I still fail to see how they are even remotely similar.
As much as I hated the whole Apple vs Samsung crap, the Samsung Galaxy looked very much like the iPhone 3G at the time.
This looks nothing like the iPhone 6/6s
Actually, the specific design pieces (in red below) that the Beijing administrator looked at between the Apple and Chinese phones, especially for the side view, are more similar...

...than the same curves between the Apple and Samsung phones in the California trial:
So anyone who still actually believes the Samsung phone looked "exactly like" the Apple one, has little choice but to agree with Beijing that the Apple phone infringes the Chinese one. (In both cases, the decisions ignored all the camera / port / button / logo placements and other details that were different and that easily alerted a consumer.)
This has very little to do with "gold digging". How would a company that doesn't exist benefit from blocking iPhone sales in China?

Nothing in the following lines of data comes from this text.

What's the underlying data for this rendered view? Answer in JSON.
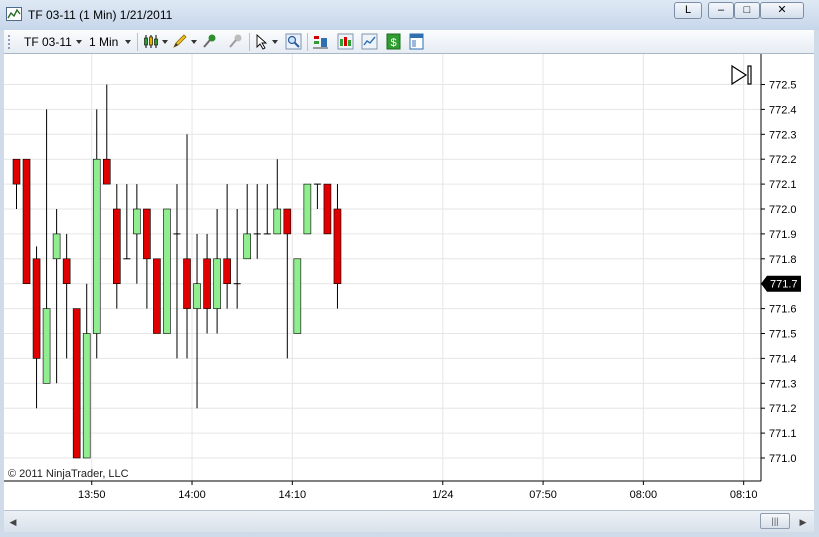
{
  "window": {
    "title": "TF 03-11 (1 Min)  1/21/2011",
    "buttons": {
      "link": "L",
      "minimize": "–",
      "maximize": "□",
      "close": "✕"
    }
  },
  "toolbar": {
    "instrument": "TF 03-11",
    "interval": "1 Min",
    "icons": [
      "chart-style-icon",
      "drawing-tools-icon",
      "pin-icon",
      "unpin-icon",
      "cursor-icon",
      "zoom-icon",
      "strategies-icon",
      "indicators-icon",
      "data-series-icon",
      "dollar-icon",
      "properties-icon"
    ]
  },
  "copyright": "© 2011 NinjaTrader, LLC",
  "scrollbar": {
    "thumb_label": "|||"
  },
  "colors": {
    "up": "#90ee90",
    "down": "#e00000",
    "wick": "#000000",
    "grid": "#e6e6e6",
    "price_tag": "#000000"
  },
  "chart_data": {
    "type": "candlestick",
    "instrument": "TF 03-11",
    "interval": "1 Min",
    "ylim": [
      770.96,
      772.62
    ],
    "y_ticks": [
      772.5,
      772.4,
      772.3,
      772.2,
      772.1,
      772.0,
      771.9,
      771.8,
      771.7,
      771.6,
      771.5,
      771.4,
      771.3,
      771.2,
      771.1,
      771.0
    ],
    "y_tick_labels": [
      "772.5",
      "772.4",
      "772.3",
      "772.2",
      "772.1",
      "772.0",
      "771.9",
      "771.8",
      "771.7",
      "771.6",
      "771.5",
      "771.4",
      "771.3",
      "771.2",
      "771.1",
      "771.0"
    ],
    "current_price": "771.7",
    "x_ticks": [
      {
        "label": "13:50",
        "slot": 7.5
      },
      {
        "label": "14:00",
        "slot": 17.5
      },
      {
        "label": "14:10",
        "slot": 27.5
      },
      {
        "label": "1/24",
        "slot": 42.5
      },
      {
        "label": "07:50",
        "slot": 52.5
      },
      {
        "label": "08:00",
        "slot": 62.5
      },
      {
        "label": "08:10",
        "slot": 72.5
      }
    ],
    "candles": [
      {
        "o": 772.2,
        "h": 772.2,
        "l": 772.0,
        "c": 772.1
      },
      {
        "o": 772.2,
        "h": 772.2,
        "l": 771.7,
        "c": 771.7
      },
      {
        "o": 771.8,
        "h": 771.85,
        "l": 771.2,
        "c": 771.4
      },
      {
        "o": 771.3,
        "h": 772.4,
        "l": 771.3,
        "c": 771.6
      },
      {
        "o": 771.8,
        "h": 772.0,
        "l": 771.3,
        "c": 771.9
      },
      {
        "o": 771.8,
        "h": 771.9,
        "l": 771.4,
        "c": 771.7
      },
      {
        "o": 771.6,
        "h": 771.6,
        "l": 771.0,
        "c": 771.0
      },
      {
        "o": 771.0,
        "h": 771.7,
        "l": 771.0,
        "c": 771.5
      },
      {
        "o": 771.5,
        "h": 772.4,
        "l": 771.4,
        "c": 772.2
      },
      {
        "o": 772.2,
        "h": 772.5,
        "l": 772.1,
        "c": 772.1
      },
      {
        "o": 772.0,
        "h": 772.1,
        "l": 771.6,
        "c": 771.7
      },
      {
        "o": 771.8,
        "h": 772.1,
        "l": 771.8,
        "c": 771.8
      },
      {
        "o": 771.9,
        "h": 772.1,
        "l": 771.7,
        "c": 772.0
      },
      {
        "o": 772.0,
        "h": 772.0,
        "l": 771.6,
        "c": 771.8
      },
      {
        "o": 771.8,
        "h": 771.8,
        "l": 771.5,
        "c": 771.5
      },
      {
        "o": 771.5,
        "h": 772.0,
        "l": 771.5,
        "c": 772.0
      },
      {
        "o": 771.9,
        "h": 772.1,
        "l": 771.4,
        "c": 771.9
      },
      {
        "o": 771.8,
        "h": 772.3,
        "l": 771.4,
        "c": 771.6
      },
      {
        "o": 771.6,
        "h": 771.9,
        "l": 771.2,
        "c": 771.7
      },
      {
        "o": 771.8,
        "h": 771.9,
        "l": 771.5,
        "c": 771.6
      },
      {
        "o": 771.6,
        "h": 772.0,
        "l": 771.5,
        "c": 771.8
      },
      {
        "o": 771.8,
        "h": 772.1,
        "l": 771.6,
        "c": 771.7
      },
      {
        "o": 771.7,
        "h": 772.0,
        "l": 771.6,
        "c": 771.7
      },
      {
        "o": 771.8,
        "h": 772.1,
        "l": 771.8,
        "c": 771.9
      },
      {
        "o": 771.9,
        "h": 772.1,
        "l": 771.8,
        "c": 771.9
      },
      {
        "o": 771.9,
        "h": 772.1,
        "l": 771.9,
        "c": 771.9
      },
      {
        "o": 771.9,
        "h": 772.2,
        "l": 771.9,
        "c": 772.0
      },
      {
        "o": 772.0,
        "h": 772.0,
        "l": 771.4,
        "c": 771.9
      },
      {
        "o": 771.5,
        "h": 771.8,
        "l": 771.5,
        "c": 771.8
      },
      {
        "o": 771.9,
        "h": 772.1,
        "l": 771.9,
        "c": 772.1
      },
      {
        "o": 772.1,
        "h": 772.1,
        "l": 772.0,
        "c": 772.1
      },
      {
        "o": 772.1,
        "h": 772.1,
        "l": 771.9,
        "c": 771.9
      },
      {
        "o": 772.0,
        "h": 772.1,
        "l": 771.6,
        "c": 771.7
      }
    ]
  }
}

This is just a veiled attempt by the Chinese govt to discourage Apple products being sold in China or being used as a bargaining chip.
Maybe. Or it could be just a local official's favor done in an attempt to get some cash from Apple, since it was only done at the Beijing level, not national.
The reason they used it is because Apple thought of something really obvious, but effective. A gesture that couldn't unlock a phone accidentally when in your pocket, but which is easy and intuitive to do when you do want to unlock it.
...
The competitors knew that was patented. They used it anyway, because they couldn't think of anything just as effective. They hadn't thought of it before, even in its most simplistic form.
Wait. First you said it was obvious, then you claim it's not. In any case, you're massively incorrect
First off, Apple didn't invent the concept of swipe to prevent accidental unlocks. A horizontal swipe gesture had already been done in 2002 on a Windows CE phone exactly for that reason. What Apple patented, was using an
image slid in a predefined range of motion.
However, that's the same visual action that a virtual on-off button takes, and that's why (along with the 2002 phone), other countries' courts quickly invalidated the Apple patent. Too much prior art.